Outro aspecto insere-se no facto de muitos considerarem a morte como uma fatalidade. Ora, a morte não é uma fatalidade. Aquele que vai nadar num rio, depois de ter sido avisado de que este é perigoso porque tem fundões e remoinhos, e morre vítima de um acidente dessa natureza, com apenas vinte anos de idade, não podemos dizer que essa morte foi uma fatalidade. Apenas que não respeitou ou não cumpriu a informação que lhe foi dada. Além disso, mesmo que a morte não ocorra por acidente, mas de forma súbita ou doença incurável, morrer jovem é tão justo como morrer velho, e não há qualquer fatalidade. Segundo a referida obra (pp. 91-92), a morte não é capricho, crueldade, miséria ou perdição. Prolongar uma vida estagnada na evolução, sem objectivos e sem amor é que poderia ser tudo isso, e muito mais. Não tenhamos dúvidas, seria muito mais perigoso para a pessoa viver uma vida inútil.
Quantas não são as mortes que bendizemos e agradecemos a Deus? Quantas não abençoamos afirmando que são uma graça da Divindade, pois aquela vida estava a ser muito sofredora? Querer prolongá-la seria egoísmo, incoerência, falta de amor. Quando tal acontece por doença súbita obedece à mesma justiça e é obra do mesmo Ser. Somos nós que ainda encaramos a vida como uma coisa muito boa, apesar das desilusões que ela nos provoca, dos dissabores Mas é a vida que é cruel e não a morte.
Nascemos preparados para morrer, mas não isentos do sofrimento que a morte nos provoca, porque esse só pelo esclarecimento se combate. Desta forma se compreende que a morte que nos espera é um acontecimento de justiça total.

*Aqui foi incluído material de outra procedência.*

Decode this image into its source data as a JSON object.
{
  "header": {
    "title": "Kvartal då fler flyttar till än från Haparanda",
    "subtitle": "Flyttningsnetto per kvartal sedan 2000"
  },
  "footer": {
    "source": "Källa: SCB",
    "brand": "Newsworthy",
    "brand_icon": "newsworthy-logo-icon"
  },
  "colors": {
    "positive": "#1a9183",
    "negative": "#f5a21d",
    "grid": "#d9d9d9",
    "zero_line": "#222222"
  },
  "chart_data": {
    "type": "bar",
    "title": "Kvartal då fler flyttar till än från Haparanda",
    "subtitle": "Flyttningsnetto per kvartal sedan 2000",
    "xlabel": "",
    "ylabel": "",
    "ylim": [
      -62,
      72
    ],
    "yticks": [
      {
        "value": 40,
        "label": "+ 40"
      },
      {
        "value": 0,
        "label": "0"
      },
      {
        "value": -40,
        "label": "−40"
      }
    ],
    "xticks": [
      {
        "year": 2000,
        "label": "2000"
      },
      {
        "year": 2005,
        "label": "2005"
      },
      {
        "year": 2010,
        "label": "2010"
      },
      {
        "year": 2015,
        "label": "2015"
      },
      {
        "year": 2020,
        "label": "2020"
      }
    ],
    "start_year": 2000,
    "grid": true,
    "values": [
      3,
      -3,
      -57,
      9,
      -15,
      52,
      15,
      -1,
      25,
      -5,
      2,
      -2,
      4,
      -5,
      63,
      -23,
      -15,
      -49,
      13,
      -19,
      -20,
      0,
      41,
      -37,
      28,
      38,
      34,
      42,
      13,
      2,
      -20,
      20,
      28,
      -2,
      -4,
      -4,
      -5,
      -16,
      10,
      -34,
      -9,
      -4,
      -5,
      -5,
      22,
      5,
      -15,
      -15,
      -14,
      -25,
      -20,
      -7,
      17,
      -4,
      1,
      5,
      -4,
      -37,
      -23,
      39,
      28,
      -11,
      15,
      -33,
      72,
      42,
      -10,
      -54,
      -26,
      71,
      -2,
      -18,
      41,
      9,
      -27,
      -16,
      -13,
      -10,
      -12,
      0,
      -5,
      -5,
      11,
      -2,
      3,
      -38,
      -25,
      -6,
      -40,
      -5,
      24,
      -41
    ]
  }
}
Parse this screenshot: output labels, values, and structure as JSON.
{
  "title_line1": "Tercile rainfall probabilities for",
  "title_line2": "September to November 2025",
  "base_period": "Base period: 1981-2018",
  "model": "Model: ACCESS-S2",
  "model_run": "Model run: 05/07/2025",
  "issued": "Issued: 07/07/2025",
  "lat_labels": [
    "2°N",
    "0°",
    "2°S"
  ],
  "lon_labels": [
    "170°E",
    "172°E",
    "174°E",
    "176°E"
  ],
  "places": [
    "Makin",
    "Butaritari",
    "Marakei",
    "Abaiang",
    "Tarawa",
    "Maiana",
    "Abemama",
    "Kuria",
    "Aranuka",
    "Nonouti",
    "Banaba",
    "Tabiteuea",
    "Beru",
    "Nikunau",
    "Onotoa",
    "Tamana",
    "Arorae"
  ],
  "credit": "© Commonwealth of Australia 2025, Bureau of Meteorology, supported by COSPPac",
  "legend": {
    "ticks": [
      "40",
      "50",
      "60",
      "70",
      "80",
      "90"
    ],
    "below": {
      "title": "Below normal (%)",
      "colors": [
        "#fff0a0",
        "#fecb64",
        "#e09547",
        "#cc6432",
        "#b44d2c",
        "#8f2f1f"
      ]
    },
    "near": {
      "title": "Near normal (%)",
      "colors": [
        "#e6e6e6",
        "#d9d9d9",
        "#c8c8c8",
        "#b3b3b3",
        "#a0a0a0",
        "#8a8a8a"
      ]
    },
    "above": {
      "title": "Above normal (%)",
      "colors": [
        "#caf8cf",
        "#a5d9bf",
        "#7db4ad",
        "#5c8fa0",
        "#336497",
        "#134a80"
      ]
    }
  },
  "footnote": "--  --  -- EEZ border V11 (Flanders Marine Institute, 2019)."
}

As religiões cristãs conferem à morte um rosto triste, arrastando para a sobrevivência a ideia de corpo carnal. Com isso pensam que matam a morte. O Espiritismo, como cristianismo primitivo, faz precisamente o contrário, tenta dar vida à morte. Por outras palavras, há que preparar o Espírito, esclarecendo-o, para que seja prolongada o mais possível a sua permanência na morte (estado de desencarnado). Há que retardar o regresso. Há mesmo que preparar o seu não regresso. E isso é fácil de compreender, as Entidades mais esclarecidas não voltaram à Terra, e só à distância, muito à distância, comunicam com este planeta através da hierarquia espiritual.
O papel do Evangelho é mostrar que todos os que vêm a este planeta têm naturalmente que partir um dia. Mas o Evangelho não fica por aqui. Ele ensina-nos a esperar o certo, e diz-nos como morrer. Para tanto apela à vigilância, à prece e ao amor, ainda que sejam vivências muito íntimas do nosso coração espiritual.
O que nos espera, então? Espera-nos o dia em que veremos na morte a grande felicidade, o momento mais esperado e mais alto da vida. Será quando diremos com profunda alegria “Vou morrer!”, mais enfático ainda se dissermos “Vou definitivamente morrer, pois já encontrei o meu caminho. Tenho amor, tenho luz, tenho paz. Tenho tudo. Sou feliz, inteiramente feliz!”